Tuesday, March 2, 2010

PMS

I feel like my dad is really annoyed with me. I dont really know why. Hes been out of town all week, but hes home now, which is good. Well, its good besides the fact that now that hes home my parents will be making almost the biggest decision ever within the next few days. I just kind of dont want it ever to be made, because that way I never have to find out what is going to happen, and I can live happily and nievely (however you spell that). And I'm doing so well in math and bio right now. I just dont want to screw it up. And I don't want to screw up my history grade with this project. I just want to get into college. A college that is first rate and nice and good for me and to me. I don't know. Maybe part of my journey is leaving. And if I do leave, everything will just be so weird for me. I dont know how to live there. I dont know physically how. 
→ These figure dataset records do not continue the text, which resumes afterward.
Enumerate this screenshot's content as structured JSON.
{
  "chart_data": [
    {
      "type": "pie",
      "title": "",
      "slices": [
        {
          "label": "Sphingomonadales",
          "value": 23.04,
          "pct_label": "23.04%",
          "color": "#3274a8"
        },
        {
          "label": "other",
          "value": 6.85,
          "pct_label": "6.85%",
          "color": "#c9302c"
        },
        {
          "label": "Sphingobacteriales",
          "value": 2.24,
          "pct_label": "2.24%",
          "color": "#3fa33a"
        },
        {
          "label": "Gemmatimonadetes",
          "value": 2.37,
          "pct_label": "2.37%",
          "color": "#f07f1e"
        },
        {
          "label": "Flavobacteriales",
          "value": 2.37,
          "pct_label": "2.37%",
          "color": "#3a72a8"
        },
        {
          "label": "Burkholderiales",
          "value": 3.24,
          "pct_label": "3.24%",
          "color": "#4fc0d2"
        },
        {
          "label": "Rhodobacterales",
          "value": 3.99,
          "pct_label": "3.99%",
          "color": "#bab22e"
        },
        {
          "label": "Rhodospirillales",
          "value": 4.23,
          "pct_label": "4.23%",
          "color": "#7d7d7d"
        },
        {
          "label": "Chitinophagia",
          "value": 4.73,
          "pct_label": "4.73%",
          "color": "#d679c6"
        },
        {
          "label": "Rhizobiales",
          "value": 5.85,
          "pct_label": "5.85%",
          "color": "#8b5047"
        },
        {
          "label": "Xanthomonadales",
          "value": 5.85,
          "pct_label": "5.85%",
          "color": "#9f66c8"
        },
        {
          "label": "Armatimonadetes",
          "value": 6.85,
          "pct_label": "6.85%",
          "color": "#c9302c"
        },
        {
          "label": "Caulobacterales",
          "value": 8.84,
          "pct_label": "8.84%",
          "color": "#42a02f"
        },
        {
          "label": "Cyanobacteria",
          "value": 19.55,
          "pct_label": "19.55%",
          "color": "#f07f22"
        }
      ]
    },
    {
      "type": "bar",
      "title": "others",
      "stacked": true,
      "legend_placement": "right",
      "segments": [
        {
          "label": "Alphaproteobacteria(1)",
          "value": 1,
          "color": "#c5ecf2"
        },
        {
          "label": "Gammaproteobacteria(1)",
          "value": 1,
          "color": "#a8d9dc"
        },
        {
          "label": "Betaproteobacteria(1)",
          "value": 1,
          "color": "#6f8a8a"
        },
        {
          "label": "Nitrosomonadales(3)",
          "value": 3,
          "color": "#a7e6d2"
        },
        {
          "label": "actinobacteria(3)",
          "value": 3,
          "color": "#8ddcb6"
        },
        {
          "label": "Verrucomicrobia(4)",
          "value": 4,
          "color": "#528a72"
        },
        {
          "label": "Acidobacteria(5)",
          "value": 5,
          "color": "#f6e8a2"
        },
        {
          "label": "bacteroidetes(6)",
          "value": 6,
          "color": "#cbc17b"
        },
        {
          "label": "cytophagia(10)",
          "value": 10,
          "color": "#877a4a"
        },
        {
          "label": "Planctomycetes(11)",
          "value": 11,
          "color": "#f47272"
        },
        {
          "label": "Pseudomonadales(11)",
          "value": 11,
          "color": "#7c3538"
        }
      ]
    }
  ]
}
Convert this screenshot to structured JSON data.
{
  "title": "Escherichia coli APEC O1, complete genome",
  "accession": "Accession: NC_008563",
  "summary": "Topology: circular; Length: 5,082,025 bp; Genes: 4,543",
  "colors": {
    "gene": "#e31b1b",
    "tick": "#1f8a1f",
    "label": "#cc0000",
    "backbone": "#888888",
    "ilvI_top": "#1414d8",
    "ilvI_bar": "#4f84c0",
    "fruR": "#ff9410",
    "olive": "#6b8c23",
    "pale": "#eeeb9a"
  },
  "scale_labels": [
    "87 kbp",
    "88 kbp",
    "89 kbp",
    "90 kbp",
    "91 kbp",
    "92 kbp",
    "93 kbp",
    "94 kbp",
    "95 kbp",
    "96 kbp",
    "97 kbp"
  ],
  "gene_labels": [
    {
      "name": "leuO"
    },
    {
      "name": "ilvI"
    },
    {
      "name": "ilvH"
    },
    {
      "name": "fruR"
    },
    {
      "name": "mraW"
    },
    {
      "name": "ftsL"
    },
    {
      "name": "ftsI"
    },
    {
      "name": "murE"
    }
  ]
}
Sometimes I just really wish that this blog was anonymous because then I could say whatever I wanted to and it wouldnt matter. No one would care and it would be just a blog that no one read except for me, and random people who were interested enough to read it. And then I could throw myself up all over this blog and no one would care or give me sympathy that I dont want. 

Its so weird. Everyone is obsessed with Julia's death. And thats great that she had so many people who love her. But I mean, so many people are obsessed with it. People who didnt know her at all, which is still nice. I mean I feel so sad for her family, but everyone keeps saying, "oh my god! im so sad she died! I met her only once at a party, but she seemed nice ! i cried all last night even though ive only met her once!" The thing that these people dont realize is that it happens every day. And Julia didnt even get the worst rap. Some people get cancer or AIDS, and basically have a death sentence. People watched Julia die, with out the chance to say goodbye, which must have been horrible, but imagine watching for a whole three months, or a whole year. Watching someone you love die infront of your eyes, and you cant stop it. The ONLY thing you can do is say goodbye. You slowly watch them go from living a normal life, to going to the hospital, to getting put into the ICU, to getting a respirator because they cant breathe on their own, to not even being able to stay awake anymore, to being dead. And youve lost them. No one gets that this happens every day, and theyre so sad and acting so distressed when they didnt even know her. Imagine losing one of your best friends. 5 months later and youre still a wreck.

Last night I woke up at about midnight. Because I just couldn't believe that Guru died. She died. She died? she died. The word has lost all meaning. Just a second ago, she was standing up, and walking, and being, and now shes just not? I dont get it. I dont understand the logic behind it. It doesnt make sense. I dont understand. I just dont get it. And its so hard, because ive been coping with this for months, and these random eighth graders at my school are throwing hissy fits because of Julia when the ADMIT theyve only SEEN her once in their entire lives. It just pisses me off so much, when it shouldnt. Because Julia's death was a sad affair. I never knew of her until a few days ago, but it was sad. But its just not. ok with me what theyre doing. Every day is someones death day. Every event that ever occurs is just as happy as it is sad. They just dont get it.